We should also fear the biases against people of colour and the poor often unwittingly built into the system. And even if the predictions are mostly right, they are only on the basis of probabilities; algorithms will inevitably get things wrong about specific individuals, as we have seen this week.

Some Christians react against technology and everything that feels like George Orwell’s creation Big Brother. However we need to resist the temptation to be ‘Christians against progress’, as if every new invention is somehow of the evil one. We also need to listen to the voice of younger generations in our churches, who are digital natives, and are more aware of the dangers as well as the benefits of IT, and often much more savvy than their parents. Ten years ago parents were worrying about what their children were posting on the internet – these days children are worrying about what their parents are posting on the internet!

Historically we know that people’s lives have been subject to powerful forms of social control in every age – for example in the 19th century cotton towns – where the millowners (some of whom had deep Christian faith and paternalist motivations) built the mill, rented the houses to the workers, built the parish church, and even invested in the rise of Fylde coast resorts, so that their influence pervaded every aspect of life.

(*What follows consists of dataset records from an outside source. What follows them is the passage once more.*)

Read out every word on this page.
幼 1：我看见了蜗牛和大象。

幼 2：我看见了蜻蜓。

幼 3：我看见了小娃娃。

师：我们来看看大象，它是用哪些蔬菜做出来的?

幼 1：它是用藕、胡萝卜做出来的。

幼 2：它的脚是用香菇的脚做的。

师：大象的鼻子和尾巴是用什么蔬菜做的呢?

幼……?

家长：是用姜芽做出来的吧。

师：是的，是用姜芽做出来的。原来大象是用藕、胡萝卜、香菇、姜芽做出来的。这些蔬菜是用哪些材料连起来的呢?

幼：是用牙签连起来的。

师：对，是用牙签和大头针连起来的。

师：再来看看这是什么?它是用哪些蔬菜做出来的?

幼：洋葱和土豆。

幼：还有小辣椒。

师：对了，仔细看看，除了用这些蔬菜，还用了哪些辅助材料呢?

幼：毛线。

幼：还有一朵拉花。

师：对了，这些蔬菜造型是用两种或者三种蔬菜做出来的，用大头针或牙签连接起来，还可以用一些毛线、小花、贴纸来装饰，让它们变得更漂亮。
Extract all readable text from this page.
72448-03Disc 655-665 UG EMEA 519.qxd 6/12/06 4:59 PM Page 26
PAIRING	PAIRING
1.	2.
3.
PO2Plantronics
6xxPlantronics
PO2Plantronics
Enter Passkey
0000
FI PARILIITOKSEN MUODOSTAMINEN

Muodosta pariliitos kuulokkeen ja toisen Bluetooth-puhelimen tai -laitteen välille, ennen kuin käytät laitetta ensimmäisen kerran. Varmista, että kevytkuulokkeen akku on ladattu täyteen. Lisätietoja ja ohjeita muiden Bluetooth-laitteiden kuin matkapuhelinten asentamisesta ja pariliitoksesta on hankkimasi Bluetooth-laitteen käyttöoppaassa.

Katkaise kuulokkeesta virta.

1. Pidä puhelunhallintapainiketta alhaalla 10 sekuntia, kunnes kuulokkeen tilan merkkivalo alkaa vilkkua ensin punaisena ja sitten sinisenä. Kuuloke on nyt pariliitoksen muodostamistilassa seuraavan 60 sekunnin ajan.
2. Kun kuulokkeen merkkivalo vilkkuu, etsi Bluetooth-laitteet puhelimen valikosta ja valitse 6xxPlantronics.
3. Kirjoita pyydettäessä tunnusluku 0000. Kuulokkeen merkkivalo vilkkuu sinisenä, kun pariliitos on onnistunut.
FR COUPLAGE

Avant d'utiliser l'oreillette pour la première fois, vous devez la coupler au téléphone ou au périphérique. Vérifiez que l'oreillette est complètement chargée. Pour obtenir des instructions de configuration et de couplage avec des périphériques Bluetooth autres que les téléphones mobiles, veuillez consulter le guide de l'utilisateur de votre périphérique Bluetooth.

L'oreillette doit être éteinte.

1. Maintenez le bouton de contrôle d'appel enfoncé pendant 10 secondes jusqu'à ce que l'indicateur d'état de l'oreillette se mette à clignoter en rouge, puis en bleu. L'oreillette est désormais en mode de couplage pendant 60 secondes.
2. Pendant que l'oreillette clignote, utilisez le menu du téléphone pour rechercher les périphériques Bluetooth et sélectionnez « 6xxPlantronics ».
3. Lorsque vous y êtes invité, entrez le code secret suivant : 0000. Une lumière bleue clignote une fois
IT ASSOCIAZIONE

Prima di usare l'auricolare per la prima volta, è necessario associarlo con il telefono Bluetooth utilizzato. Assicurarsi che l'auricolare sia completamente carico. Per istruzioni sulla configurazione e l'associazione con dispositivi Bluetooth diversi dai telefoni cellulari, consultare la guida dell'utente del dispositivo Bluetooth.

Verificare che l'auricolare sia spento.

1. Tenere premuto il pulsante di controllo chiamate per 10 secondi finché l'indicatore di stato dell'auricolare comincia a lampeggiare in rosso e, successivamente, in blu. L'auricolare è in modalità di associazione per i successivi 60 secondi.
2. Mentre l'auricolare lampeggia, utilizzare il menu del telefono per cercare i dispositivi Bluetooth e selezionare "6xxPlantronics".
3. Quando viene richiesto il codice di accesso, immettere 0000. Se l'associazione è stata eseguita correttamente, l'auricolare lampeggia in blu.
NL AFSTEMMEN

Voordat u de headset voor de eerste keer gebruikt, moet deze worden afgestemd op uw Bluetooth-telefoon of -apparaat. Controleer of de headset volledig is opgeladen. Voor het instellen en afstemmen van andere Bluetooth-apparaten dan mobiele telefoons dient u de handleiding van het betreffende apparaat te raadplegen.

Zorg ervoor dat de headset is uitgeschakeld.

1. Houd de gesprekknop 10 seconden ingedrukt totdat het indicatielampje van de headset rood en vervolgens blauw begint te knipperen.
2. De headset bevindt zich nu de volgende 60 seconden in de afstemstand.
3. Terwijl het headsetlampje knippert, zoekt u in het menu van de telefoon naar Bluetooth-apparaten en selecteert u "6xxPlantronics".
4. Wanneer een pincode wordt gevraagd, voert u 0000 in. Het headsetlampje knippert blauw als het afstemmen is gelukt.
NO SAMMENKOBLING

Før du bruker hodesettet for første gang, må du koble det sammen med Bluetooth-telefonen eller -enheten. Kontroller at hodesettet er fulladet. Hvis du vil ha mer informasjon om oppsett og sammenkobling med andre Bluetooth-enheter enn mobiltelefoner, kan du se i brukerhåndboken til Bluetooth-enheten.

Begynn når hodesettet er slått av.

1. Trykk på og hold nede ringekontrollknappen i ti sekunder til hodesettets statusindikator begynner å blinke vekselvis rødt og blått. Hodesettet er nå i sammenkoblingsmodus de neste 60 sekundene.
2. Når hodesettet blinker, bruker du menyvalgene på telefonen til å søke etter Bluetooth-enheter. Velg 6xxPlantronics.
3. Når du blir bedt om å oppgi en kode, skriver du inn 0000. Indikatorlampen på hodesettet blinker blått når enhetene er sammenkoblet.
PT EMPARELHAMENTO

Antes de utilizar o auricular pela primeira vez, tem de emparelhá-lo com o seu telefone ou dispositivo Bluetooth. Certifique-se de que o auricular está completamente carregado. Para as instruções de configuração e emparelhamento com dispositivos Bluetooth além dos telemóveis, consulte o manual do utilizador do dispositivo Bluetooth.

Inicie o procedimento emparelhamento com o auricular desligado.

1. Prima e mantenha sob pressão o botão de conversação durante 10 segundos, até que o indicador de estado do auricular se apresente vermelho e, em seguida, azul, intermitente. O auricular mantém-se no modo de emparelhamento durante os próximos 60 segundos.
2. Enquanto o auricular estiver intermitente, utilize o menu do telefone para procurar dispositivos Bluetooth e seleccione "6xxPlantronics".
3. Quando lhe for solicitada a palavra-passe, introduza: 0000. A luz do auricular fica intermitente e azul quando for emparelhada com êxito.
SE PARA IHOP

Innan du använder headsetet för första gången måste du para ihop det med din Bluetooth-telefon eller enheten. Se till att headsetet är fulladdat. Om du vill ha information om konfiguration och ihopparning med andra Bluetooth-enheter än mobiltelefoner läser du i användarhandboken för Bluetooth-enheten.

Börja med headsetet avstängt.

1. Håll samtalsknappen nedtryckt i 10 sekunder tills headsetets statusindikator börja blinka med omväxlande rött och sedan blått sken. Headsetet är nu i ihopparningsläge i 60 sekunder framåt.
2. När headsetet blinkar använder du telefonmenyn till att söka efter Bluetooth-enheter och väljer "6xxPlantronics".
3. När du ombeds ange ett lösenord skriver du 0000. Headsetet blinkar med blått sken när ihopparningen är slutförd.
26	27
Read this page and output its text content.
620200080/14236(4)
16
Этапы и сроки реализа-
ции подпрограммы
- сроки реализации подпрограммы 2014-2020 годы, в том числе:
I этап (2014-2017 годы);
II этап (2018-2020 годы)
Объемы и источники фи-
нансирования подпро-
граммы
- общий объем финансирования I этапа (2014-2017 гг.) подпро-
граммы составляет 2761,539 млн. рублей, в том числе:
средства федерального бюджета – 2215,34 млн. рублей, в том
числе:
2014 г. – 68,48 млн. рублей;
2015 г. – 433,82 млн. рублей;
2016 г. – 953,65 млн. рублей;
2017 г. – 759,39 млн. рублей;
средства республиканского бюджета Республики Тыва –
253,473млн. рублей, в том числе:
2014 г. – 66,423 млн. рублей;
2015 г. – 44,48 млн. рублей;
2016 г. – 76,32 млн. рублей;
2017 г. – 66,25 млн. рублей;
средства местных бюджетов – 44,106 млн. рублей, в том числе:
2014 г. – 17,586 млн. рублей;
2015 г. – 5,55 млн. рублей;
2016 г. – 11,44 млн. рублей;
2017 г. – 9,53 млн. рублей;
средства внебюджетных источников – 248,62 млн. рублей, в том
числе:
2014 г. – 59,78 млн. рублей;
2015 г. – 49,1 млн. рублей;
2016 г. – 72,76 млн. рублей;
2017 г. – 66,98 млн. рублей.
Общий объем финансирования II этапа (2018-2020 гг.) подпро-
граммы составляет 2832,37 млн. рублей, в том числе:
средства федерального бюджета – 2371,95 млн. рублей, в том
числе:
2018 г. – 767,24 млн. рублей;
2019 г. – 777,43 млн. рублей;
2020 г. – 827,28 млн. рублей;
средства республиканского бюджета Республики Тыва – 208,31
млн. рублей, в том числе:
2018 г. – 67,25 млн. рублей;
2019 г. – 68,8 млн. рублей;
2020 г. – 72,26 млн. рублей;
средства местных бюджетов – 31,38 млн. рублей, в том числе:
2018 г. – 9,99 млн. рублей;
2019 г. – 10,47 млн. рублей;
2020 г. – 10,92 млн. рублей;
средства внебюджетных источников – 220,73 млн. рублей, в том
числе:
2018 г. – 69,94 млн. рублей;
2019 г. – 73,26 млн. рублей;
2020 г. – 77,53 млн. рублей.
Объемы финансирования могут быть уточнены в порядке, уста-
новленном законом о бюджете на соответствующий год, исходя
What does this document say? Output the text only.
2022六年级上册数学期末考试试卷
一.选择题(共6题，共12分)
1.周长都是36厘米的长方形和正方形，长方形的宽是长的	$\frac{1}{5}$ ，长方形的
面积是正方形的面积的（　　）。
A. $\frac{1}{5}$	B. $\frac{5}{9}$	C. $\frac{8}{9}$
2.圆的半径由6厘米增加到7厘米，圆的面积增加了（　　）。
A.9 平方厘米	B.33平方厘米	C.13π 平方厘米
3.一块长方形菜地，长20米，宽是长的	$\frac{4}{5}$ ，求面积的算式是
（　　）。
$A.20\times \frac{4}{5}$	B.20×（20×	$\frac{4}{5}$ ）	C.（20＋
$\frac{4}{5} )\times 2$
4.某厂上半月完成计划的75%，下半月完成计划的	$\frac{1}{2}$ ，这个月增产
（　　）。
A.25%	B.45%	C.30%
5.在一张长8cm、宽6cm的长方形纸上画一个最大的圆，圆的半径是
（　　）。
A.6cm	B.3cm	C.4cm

However as Christians we do need to speak up for those whose lives and life chances are being damaged in the digital revolution. The advance of technology may be unstoppable, but that does not mean it has to be unregulated. Knowledge is power, and if we want to live lives free from fear then we need to make sure that too much knowledge does not end up in the hands of a very small number of companies who are not accountable.

We need to campaign for legislative change in Parliament – regulation is as much needed in the digital revolution as it was in the industrial revolution. We also need to pray for our young people whose education has been so disrupted by the pandemic, praying for wisdom for universities in allocating limited places. Last and most important, let us redeem the culture – rather than bemoaning the digital revolution, let’s find new creative ways to harness it and use it for good, as many churches have been during the lockdown.